Dec 16 22:27:39 centos7-64-1 pengine[22950]:     crit: Cannot shut down node 'centos7-64-1' because of pgsql: unmanaged failed (pgsql_stop_0)
Dec 16 22:27:39 centos7-64-1 pengine[22950]:   notice: Calculated transition 40, saving inputs in /var/lib/pacemaker/pengine/pe-input-230.bz2
Dec 16 22:27:39 centos7-64-1 crmd[22951]:   notice: Transition 40 (Complete=0, Pending=0, Fired=0, Skipped=0, Incomplete=0, Source=/var/lib/pacemak
Dec 16 22:27:39 centos7-64-1 crmd[22951]:   notice: State transition S_TRANSITION_ENGINE -> S_IDLE

or

Dec 16 22:02:02 centos7-64-1 pengine[4443]:    error: Resource start-up disabled since no STONITH resources have been defined
Dec 16 22:02:02 centos7-64-1 pengine[4443]:    error: Either configure some or disable STONITH with the stonith-enabled option
Dec 16 22:02:02 centos7-64-1 pengine[4443]:    error: NOTE: Clusters with shared data need STONITH to ensure data integrity

However, the pengine errors did not imply that one had a blocking condition. It seems to be a combination of bad timing and those errors.
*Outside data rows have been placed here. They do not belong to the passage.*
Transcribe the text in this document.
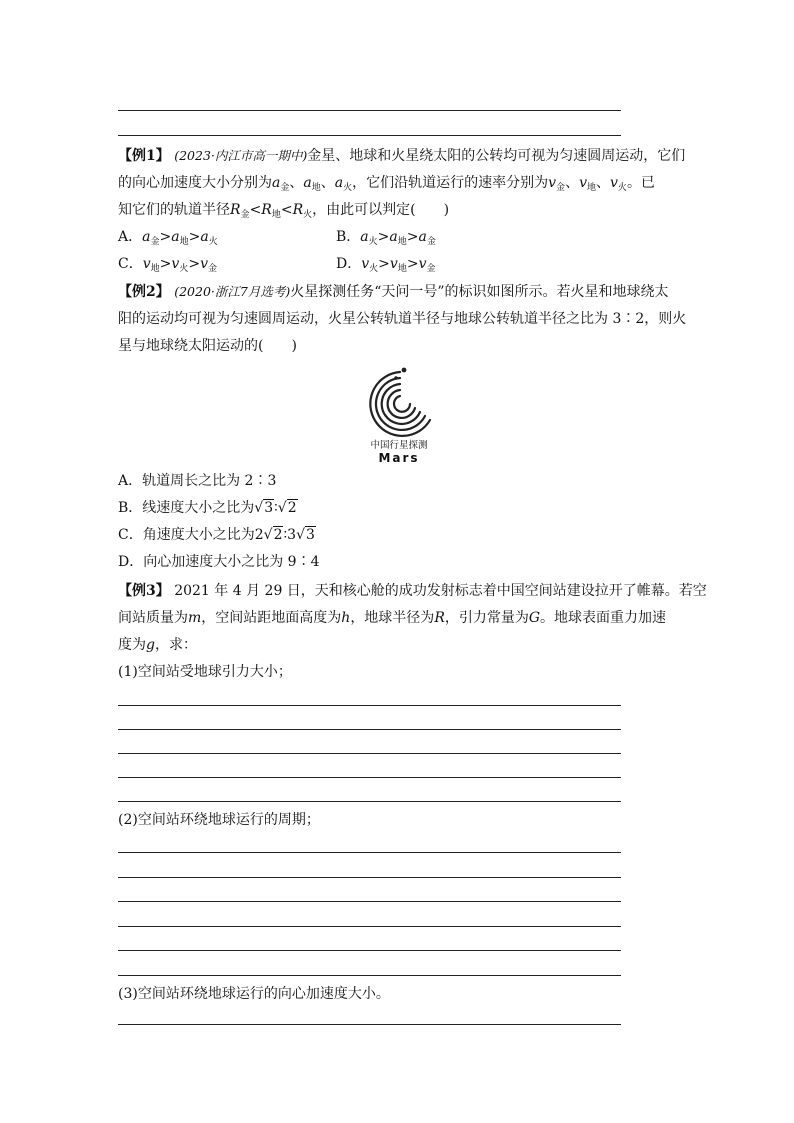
【例1】 (2023·内江市高一期中)金星、地球和火星绕太阳的公转均可视为匀速圆周运动，它们
的向心加速度大小分别为$a_金$、$a_地$、$a_火$，它们沿轨道运行的速率分别为$v_金$、$v_地$、$v_火$。已
知它们的轨道半径$R_金<R_地<R_火$，由此可以判定(　　)
A．$a_金>a_地>a_火$	B．$a_火>a_地>a_金$
C．$v_地>v_火>v_金$	D．$v_火>v_地>v_金$
【例2】 (2020·浙江7月选考)火星探测任务“天问一号”的标识如图所示。若火星和地球绕太
阳的运动均可视为匀速圆周运动，火星公转轨道半径与地球公转轨道半径之比为 3∶2，则火
星与地球绕太阳运动的(　　)
中国行星探测
Mars
A．轨道周长之比为 2∶3
B．线速度大小之比为√3∶√2
C．角速度大小之比为2√2∶3√3
D．向心加速度大小之比为 9∶4
【例3】 2021 年 4 月 29 日，天和核心舱的成功发射标志着中国空间站建设拉开了帷幕。若空
间站质量为m，空间站距地面高度为h，地球半径为R，引力常量为G。地球表面重力加速
度为g，求：
(1)空间站受地球引力大小；
(2)空间站环绕地球运行的周期；
(3)空间站环绕地球运行的向心加速度大小。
What is the purpose of the beaker tests? Should they reveal any corosync/pacemaker error? Because they don't; there are several errors concerning failed actions while the corresponding beaker tests still appear successful, e.g.

Dec 16 22:55:31 ubuntu1604-64-1 pengine[2745]:  warning: Processing failed op start for nginx_vip on ubuntu1604-64-1: unknown error (1)
Dec 16 22:55:31 ubuntu1604-64-1 pengine[2745]:  warning: Processing failed op start for nginx_service on ubuntu1604-64-1: unknown error (1)
Dec 16 22:55:31 ubuntu1604-64-1 pengine[2745]:  warning: Forcing nginx_vip away from ubuntu1604-64-1 after 1000000 failures (max=1000000)
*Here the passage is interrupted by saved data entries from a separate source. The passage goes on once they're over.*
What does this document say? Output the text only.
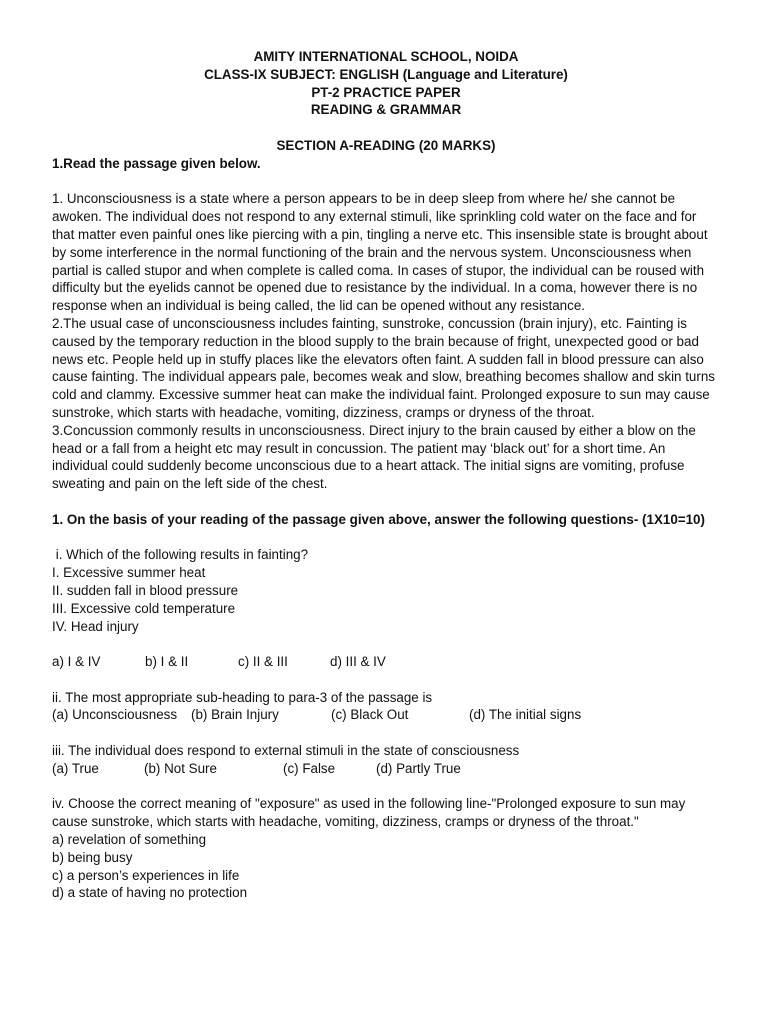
AMITY INTERNATIONAL SCHOOL, NOIDA
CLASS-IX SUBJECT: ENGLISH (Language and Literature)
PT-2 PRACTICE PAPER
READING & GRAMMAR
SECTION A-READING (20 MARKS)
1.Read the passage given below.
1. Unconsciousness is a state where a person appears to be in deep sleep from where he/ she cannot be awoken. The individual does not respond to any external stimuli, like sprinkling cold water on the face and for that matter even painful ones like piercing with a pin, tingling a nerve etc. This insensible state is brought about by some interference in the normal functioning of the brain and the nervous system. Unconsciousness when partial is called stupor and when complete is called coma. In cases of stupor, the individual can be roused with difficulty but the eyelids cannot be opened due to resistance by the individual. In a coma, however there is no response when an individual is being called, the lid can be opened without any resistance.
2.The usual case of unconsciousness includes fainting, sunstroke, concussion (brain injury), etc. Fainting is caused by the temporary reduction in the blood supply to the brain because of fright, unexpected good or bad news etc. People held up in stuffy places like the elevators often faint. A sudden fall in blood pressure can also cause fainting. The individual appears pale, becomes weak and slow, breathing becomes shallow and skin turns cold and clammy. Excessive summer heat can make the individual faint. Prolonged exposure to sun may cause sunstroke, which starts with headache, vomiting, dizziness, cramps or dryness of the throat.
3.Concussion commonly results in unconsciousness. Direct injury to the brain caused by either a blow on the head or a fall from a height etc may result in concussion. The patient may ‘black out’ for a short time. An individual could suddenly become unconscious due to a heart attack. The initial signs are vomiting, profuse sweating and pain on the left side of the chest.
1. On the basis of your reading of the passage given above, answer the following questions- (1X10=10)
i. Which of the following results in fainting?
I. Excessive summer heat
II. sudden fall in blood pressure
III. Excessive cold temperature
IV. Head injury
a) I & IV	b) I & II	c) II & III	d) III & IV
ii. The most appropriate sub-heading to para-3 of the passage is
(a) Unconsciousness	(b) Brain Injury	(c) Black Out	(d) The initial signs
iii. The individual does respond to external stimuli in the state of consciousness
(a) True	(b) Not Sure	(c) False	(d) Partly True
iv. Choose the correct meaning of "exposure" as used in the following line-"Prolonged exposure to sun may cause sunstroke, which starts with headache, vomiting, dizziness, cramps or dryness of the throat."
a) revelation of something
b) being busy
c) a person’s experiences in life
d) a state of having no protection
If those errors are considered irrelevant, then I propose a last resort workaround:

# Issue 455: There are recurring problems with the pacemaker systemd service                                                                       
# refusing to stop its crmd subprocess leading to test timeouts. Force a fast 
# SigKill here.
def override_timeout_on(host)
  on host, 'mkdir /etc/systemd/system/pacemaker.service.d'
  on host, 'echo -e "[Service]\nSendSIGKILL=yes\nTimeoutStopSec=60s" > /etc/systemd/system/pacemaker.service.d/10-timeout.conf'
end
override_timeout_on(host) if fact('os.family') == 'Debian' && ['9', '16.04'].include?(fact('os.release.major'))
override_timeout_on(host) if fact('os.family') == 'RedHat' && fact('os.release.major') == '7' 

Or some higher TimeoutStopSec lower than 10 minutes.

towo commented

FWIW, timing is a definite issue; I can manually trigger builds and have different sets of beaker targets fail. At some other time the tests completely ran through without problems.
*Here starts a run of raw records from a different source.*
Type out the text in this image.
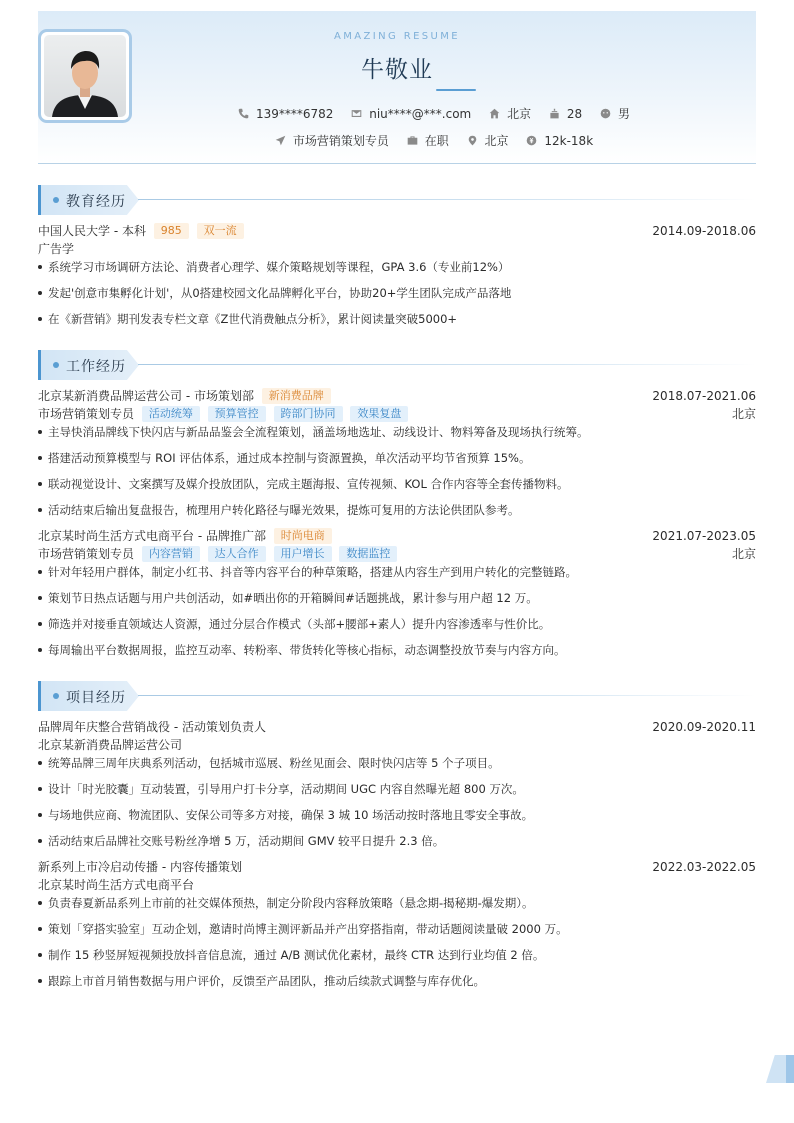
AMAZING RESUME
牛敬业
139****6782
	niu****@***.com
	北京
	28
	男
市场营销策划专员
	在职
	北京
	12k-18k
教育经历
中国人民大学 - 本科 985 双一流	2014.09-2018.06
广告学
系统学习市场调研方法论、消费者心理学、媒介策略规划等课程，GPA 3.6（专业前12%）
发起'创意市集孵化计划'，从0搭建校园文化品牌孵化平台，协助20+学生团队完成产品落地
在《新营销》期刊发表专栏文章《Z世代消费触点分析》，累计阅读量突破5000+
工作经历
北京某新消费品牌运营公司 - 市场策划部 新消费品牌	2018.07-2021.06
市场营销策划专员 活动统筹 预算管控 跨部门协同 效果复盘	北京
主导快消品牌线下快闪店与新品品鉴会全流程策划，涵盖场地选址、动线设计、物料筹备及现场执行统筹。
搭建活动预算模型与 ROI 评估体系，通过成本控制与资源置换，单次活动平均节省预算 15%。
联动视觉设计、文案撰写及媒介投放团队，完成主题海报、宣传视频、KOL 合作内容等全套传播物料。
活动结束后输出复盘报告，梳理用户转化路径与曝光效果，提炼可复用的方法论供团队参考。
北京某时尚生活方式电商平台 - 品牌推广部 时尚电商	2021.07-2023.05
市场营销策划专员 内容营销 达人合作 用户增长 数据监控	北京
针对年轻用户群体，制定小红书、抖音等内容平台的种草策略，搭建从内容生产到用户转化的完整链路。
策划节日热点话题与用户共创活动，如#晒出你的开箱瞬间#话题挑战，累计参与用户超 12 万。
筛选并对接垂直领域达人资源，通过分层合作模式（头部+腰部+素人）提升内容渗透率与性价比。
每周输出平台数据周报，监控互动率、转粉率、带货转化等核心指标，动态调整投放节奏与内容方向。
项目经历
品牌周年庆整合营销战役 - 活动策划负责人	2020.09-2020.11
北京某新消费品牌运营公司
统筹品牌三周年庆典系列活动，包括城市巡展、粉丝见面会、限时快闪店等 5 个子项目。
设计「时光胶囊」互动装置，引导用户打卡分享，活动期间 UGC 内容自然曝光超 800 万次。
与场地供应商、物流团队、安保公司等多方对接，确保 3 城 10 场活动按时落地且零安全事故。
活动结束后品牌社交账号粉丝净增 5 万，活动期间 GMV 较平日提升 2.3 倍。
新系列上市冷启动传播 - 内容传播策划	2022.03-2022.05
北京某时尚生活方式电商平台
负责春夏新品系列上市前的社交媒体预热，制定分阶段内容释放策略（悬念期-揭秘期-爆发期）。
策划「穿搭实验室」互动企划，邀请时尚博主测评新品并产出穿搭指南，带动话题阅读量破 2000 万。
制作 15 秒竖屏短视频投放抖音信息流，通过 A/B 测试优化素材，最终 CTR 达到行业均值 2 倍。
跟踪上市首月销售数据与用户评价，反馈至产品团队，推动后续款式调整与库存优化。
My initial assumption when having a look into this was that if pacemaker is restarted while systemd still has it in the state of activating, something breaks in the dependency management, since a regular pacemaker restart works well enough in practice. I didn't verify that, though.

towo commented

This should have all been fixed by now, the current tests are definitely working, especially after moving to GitHub Actions. I'll take the liberty and close this, thanks for the input!